3. Bravestarr Wants You To Know Just How Bad Drugs Can Get

Being the '80s, and also being that there were laws on the books saying children's programming had to have some sort of educational pretense, there were a lot of anti-drug episodes.  Every show had them, but they were usually pretty innocuous.  Kids nearly get trapped in the addiction death spiral by a shady drug dealer, but are rescued at the last minute by the hero.

Bravestarr, which was basically cowboys and aliens on steroids, decided that as obvious as the moral was to kids, anything worth doing is worth overdoing.  Hence, when they had the episode about the drug "spin" and how drugs were bad.  How bad?  Bad enough to punch one of the kid's tickets:


Yes, you just saw a kid climb up into a treehouse, see his friend dead on the floor of an overdose, and faint into the arms of an anthropomorphic horse.  This is after he spends the entire episode wondering whether he should sell his friend down the river for buying drugs from a wolf in a pimp suit.  We're going to guess that if your drug dealer looks like a wolf in a pimp suit, and you take the drugs anyway, you get what you deserve.

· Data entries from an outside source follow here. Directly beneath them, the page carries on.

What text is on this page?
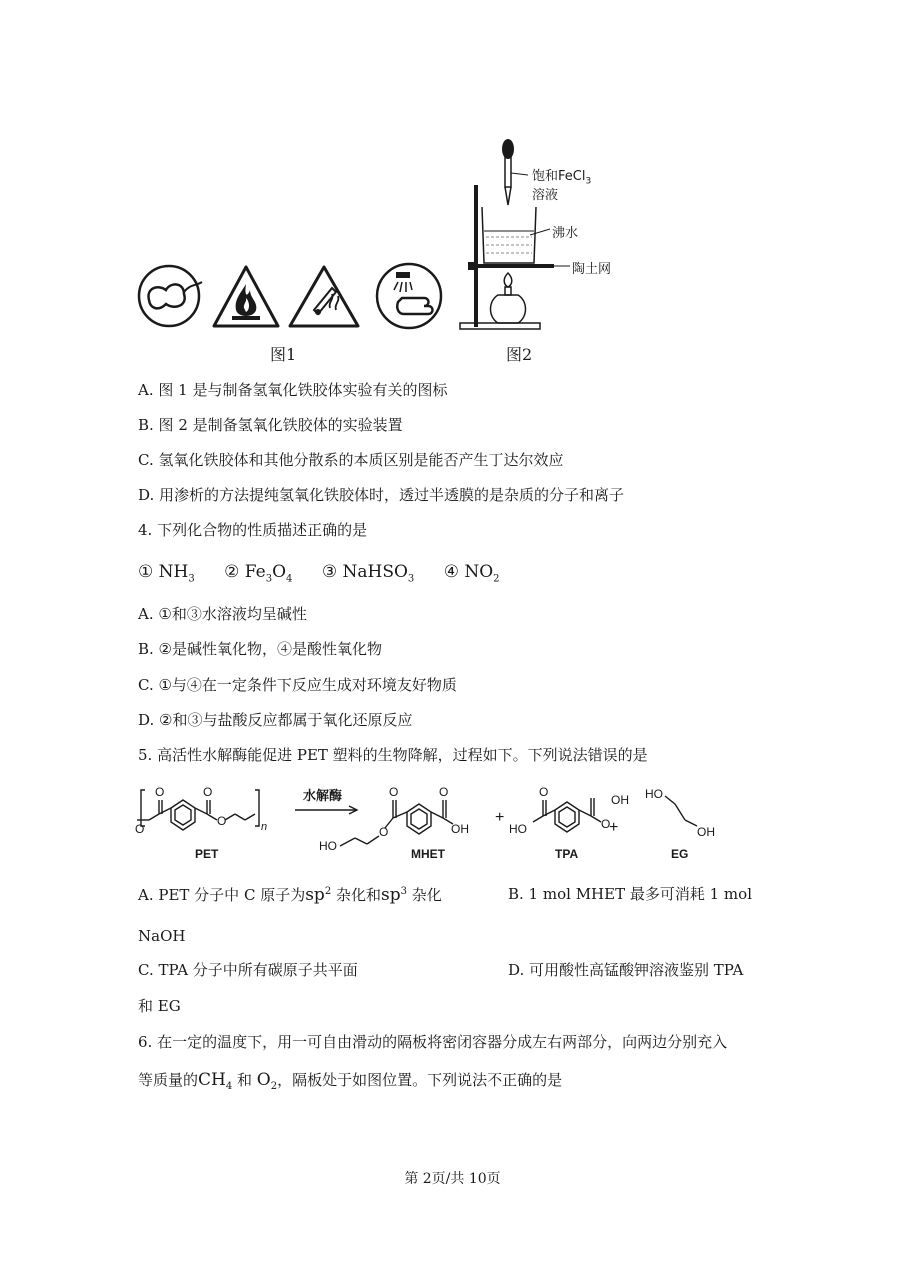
图1
饱和FeCl$_3$
溶液
沸水
陶土网
图2
A. 图 1 是与制备氢氧化铁胶体实验有关的图标
B. 图 2 是制备氢氧化铁胶体的实验装置
C. 氢氧化铁胶体和其他分散系的本质区别是能否产生丁达尔效应
D. 用渗析的方法提纯氢氧化铁胶体时，透过半透膜的是杂质的分子和离子
4. 下列化合物的性质描述正确的是
① $NH_3$ ② $Fe_3O_4$ ③ NaHSO$_3$ ④ $NO_2$
A. ①和③水溶液均呈碱性
B. ②是碱性氧化物，④是酸性氧化物
C. ①与④在一定条件下反应生成对环境友好物质
D. ②和③与盐酸反应都属于氧化还原反应
5. 高活性水解酶能促进 PET 塑料的生物降解，过程如下。下列说法错误的是
O
O
O
O	n
水解酶	O
O
O
OH
HO
+
O
HO	O
OH
+
HO
OH
PET	MHET	TPA	EG
A. PET 分子中 C 原子为$sp^2$ 杂化和$sp^3$ 杂化	B. 1 mol MHET 最多可消耗 1 mol
NaOH
C. TPA 分子中所有碳原子共平面	D. 可用酸性高锰酸钾溶液鉴别 TPA
和 EG
6. 在一定的温度下，用一可自由滑动的隔板将密闭容器分成左右两部分，向两边分别充入
等质量的$CH_4$ 和 $O_2$，隔板处于如图位置。下列说法不正确的是
第 2页/共 10页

2. Mr. Megatron Goes to Libya

Back in the ‘80s, everybody was scared of Libya.  They blew up airplanes, they funded terrorists, they stole your newspaper, Libya was everywhere.  So, the writers of Transformers, once again dipping into the stash, decided they were going to make this cartoon series aimed at children all political.

To a point, it makes sense.  The Transformers convert fossil fuels into Energon, so a visit to the Middle East was kind of inevitable.  What doesn't make sense is why they decided to subtly name the terrorist nation the Transformers visited "Carbombya."

No, we're not kidding.  It's named "Carbombya."  They don't even bother to disguise the pronunciation at all. It really is pronounced "Car Bomb Ya".  The capital city that we see has, apparently, 4,000 people and 10,000 camels, which tells you that the sensitive ethnic portrayals will just keep coming.  And do they ever!


We actually spared you the worst of it, although you can probably guess just how racist it gets from there.  About the only race gag they don't hit is Bumblebee asking somebody why he's wearing that towel like a hat.

Unsurprisingly, Casey Kasem, who in addition to being the voice of Shaggy and Scooby is a Lebanese-American, got just a wee bit offended and quit the show over this.

1. Cobra Raises Money with Hair Metal

It's really hard to pick out just one insane plot from G.I. Joe.  We're pretty sure that once the writing staff ran out of doomsday weapon ideas, they just looked at each other, realized that nobody at Corporate cared what they wrote as long as it featured at least three new toy ideas, and then decided to see just how far they could push it.

So Cobra tried to take over the world with chewing gum, with telethons, by starting the Cobra News Network, basically with whatever was on the cover of the nearest newspaper or in the writing staff's pockets.  But nothing quite tops their attempt to turn public opinion against G.I. Joe, and once again try and become solvent, with hair metal:


Yes, that would be "Cold Slither" you're watching.  The idea was that Cobra needed cash and recruits, so they inserted mind control messages into hair metal songs to both enslave humanity and pack those Cobra job fairs.  Needless to say, it didn't work.  Then again, this is the same organization that thought sending out a computer virus would cost them five billion dollars, so we probably shouldn't be surprised.